Why Public Policy Professionals So Often Have The Wrong Answers

There are increasing criticisms of the public policy field from both the right and the left. The left criticizes public policy schools for inadequately addressing issues like inequality (Thomas Piketty's work comes to mind) or justice in places such as Baltimore or Ferguson. The right is concerned that public policy schools emphasize solutions led by governments rather than a more balanced mix of public and private options.

Both sides are correct: public policy schools aren't equipping their students for the modern world. Part of the challenge is that public policy schools are remarkably narrow in their disciplines. Professors in public policy schools come predominantly from economics, which means that normative questions are avoided and there is a large emphasis on model building at the expense of, well, actual policy.

I have been curious how we ended up with this situation, so I spent some time this summer dredging up the history of the field.

Before I get to some findings though, a brief aside. I really love how academic knowledge becomes legitimate in the eyes of other scholars. My undergraduate thesis was on the intellectual development of computer science, and one of the main results that came from that research is that the first CS professors in the 1960s were under constant attack from other disciplines in the natural sciences. This led them to (eventually) focus on the algorithm as the key area of research in the field, in order to prove the discipline's legitimacy inside the university.

These wars were so bad, that Stanford's CS department, for instance, didn't create an undergraduate major in the field for almost two decades, lest the department be considered less worthy by other academics. The substitute major during that period was actually Mathematical and Computational Sciences -- my major in college.

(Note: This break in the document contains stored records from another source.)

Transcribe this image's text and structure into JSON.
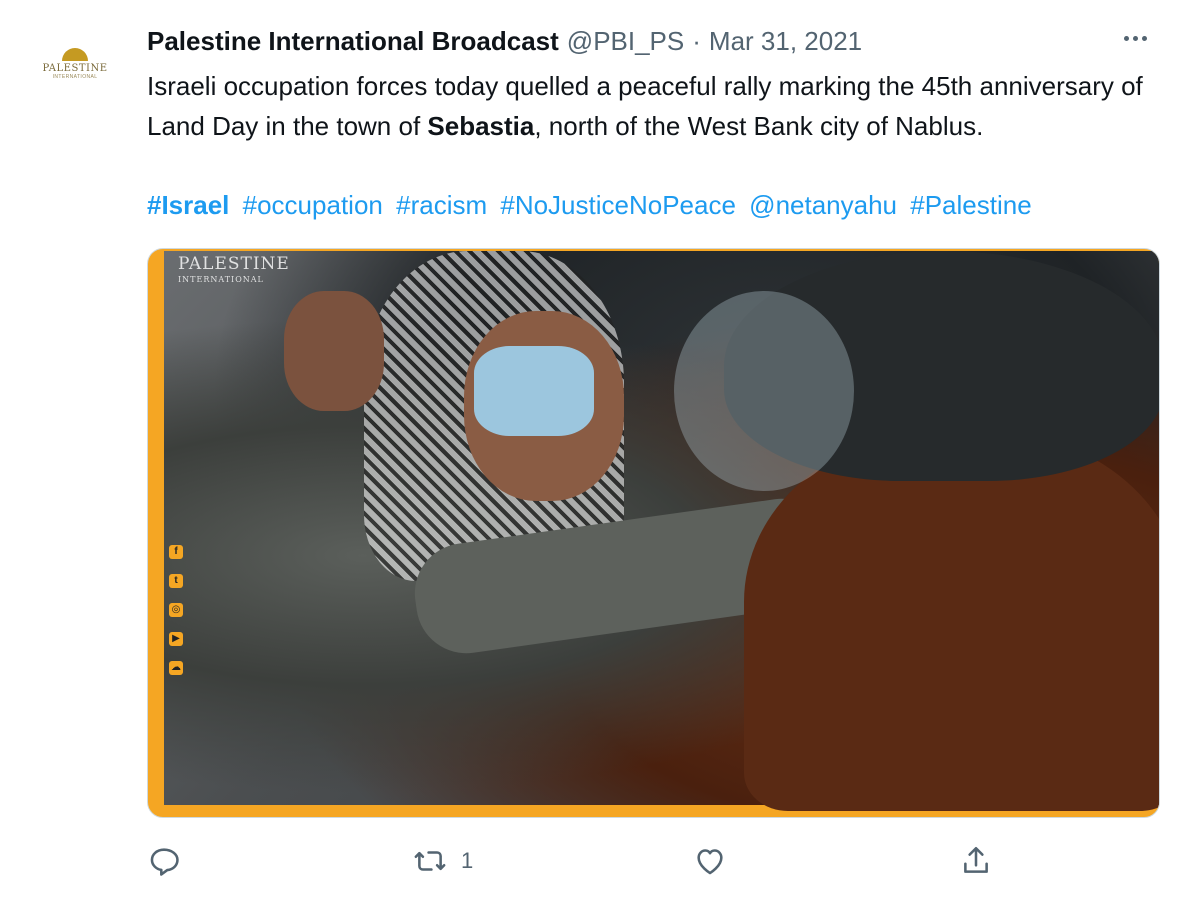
{
  "account": {
    "name": "Palestine International Broadcast",
    "handle": "@PBI_PS",
    "separator": "·",
    "date": "Mar 31, 2021",
    "avatar_logo": "PALESTINE",
    "avatar_sub": "INTERNATIONAL"
  },
  "tweet": {
    "text_before_bold": "Israeli occupation forces today quelled a peaceful rally marking the 45th anniversary of Land Day in the town of ",
    "bold_word": "Sebastia",
    "text_after_bold": ", north of the West Bank city of Nablus.",
    "tags": [
      "#Israel",
      "#occupation",
      "#racism",
      "#NoJusticeNoPeace",
      "@netanyahu",
      "#Palestine"
    ]
  },
  "media": {
    "watermark_title": "PALESTINE",
    "watermark_sub": "INTERNATIONAL",
    "social_icons": [
      "facebook-icon",
      "twitter-icon",
      "instagram-icon",
      "youtube-icon",
      "soundcloud-icon"
    ],
    "accent_color": "#f5a623"
  },
  "actions": {
    "reply_count": "",
    "retweet_count": "1",
    "like_count": "",
    "icons": [
      "reply-icon",
      "retweet-icon",
      "like-icon",
      "share-icon"
    ]
  },
  "colors": {
    "link": "#1d9bf0",
    "secondary_text": "#536471",
    "primary_text": "#0f1419"
  }
}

So I wasn't surprised when I found much the same was true with public policy, especially at Harvard.

Harvard has had an interesting relationship with public policy over the years. The current Harvard Business School was originally envisioned as a combined business and public policy school (the sensibilities in the early 1900s were such that business was not considered appropriate for the university, and so public policy would help to clean up the image). That plan didn't work out, and it would take another three decades for a school to materialize.

Harvard's grad school in public policy started in the 1930s, and became a constant source of embarrassment for the university for the next three decades, consistently ranked far lower than its other professional schools. By the 1960s, the school was at serious risk of closure due to its poor performance, with the university president of the time declaring it one of his "greatest disappointments."

The death of President John F. Kennedy would change that direction dramatically, with the public policy school renamed in his honor. The school was rejuvenated by a set of distinguished faculty who placed a renewed focus on getting students into policy to commemorate Kennedy's legacy. Increased fundraising (of course) helped as well.

In those early years, building a curriculum was not at all clear. At Harvard, competition to the public policy school came from the Government and Economics departments, who were making a strong turn toward quantification starting in the 1960s and 1970s. Additionally, quantitative skills were in vogue during the Vietnam War, with Secretary of Defense McNamara leading the charge.

To compete, the Kennedy School required that students take classes in economics, statistics, and decision sciences, requirements that continue to form the bedrock of the school's curriculum today.

Graham Allison, an early faculty member and later dean of the school, described in a reflection why the curriculum used those fields. "These tools came from demanding social science disciplines, and helped give the curriculum of the fledgling public policy school a certain kind of legitimacy in the academic world in which they were struggling for academic respect." [1]

Carefully note the reasoning for why we study economics in public policy, versus say, history, sociology, anthropology, or any number of other human-centric fields. The selections were not made because the tools were necessarily the best to study public affairs. They were selected because they would get the most respect from the other faculty at Harvard.

Given Harvard's influence in academia, much of public policy today is based in economics and quantitative social science.

Considering that these sorts of curriculums were first designed almost fifty years ago, it is almost certainly time to reconsider what makes up the curriculum of public policy schools to ensure they match the needs of students in the modern world.

That probably doesn't mean throwing out economics, which does have a strong toolbox for the policy professional. However, there are other skills that would also seem to be relevant but are not widely taught today, including data visualization, coding, social media and participatory government, as well as area studies. There is quite a list, enough to question whether a public policy "core" can even truly exist.

One of the interesting things when you dive into academic disciplines is just how much the decisions around research areas and curriculums can derive from parochial interests. It's time to reopen a dialogue in public policy and rejuvenate policy studies.

Sources

  1. Allison, Graham. “Emergence of Schools of Public Policy: Reflections of a Founding Dean.” In The Oxford Handbook of Public Policy, 58–79, OUP Oxford, 2008.

Image by Wally Gobetz used under Creative Commons.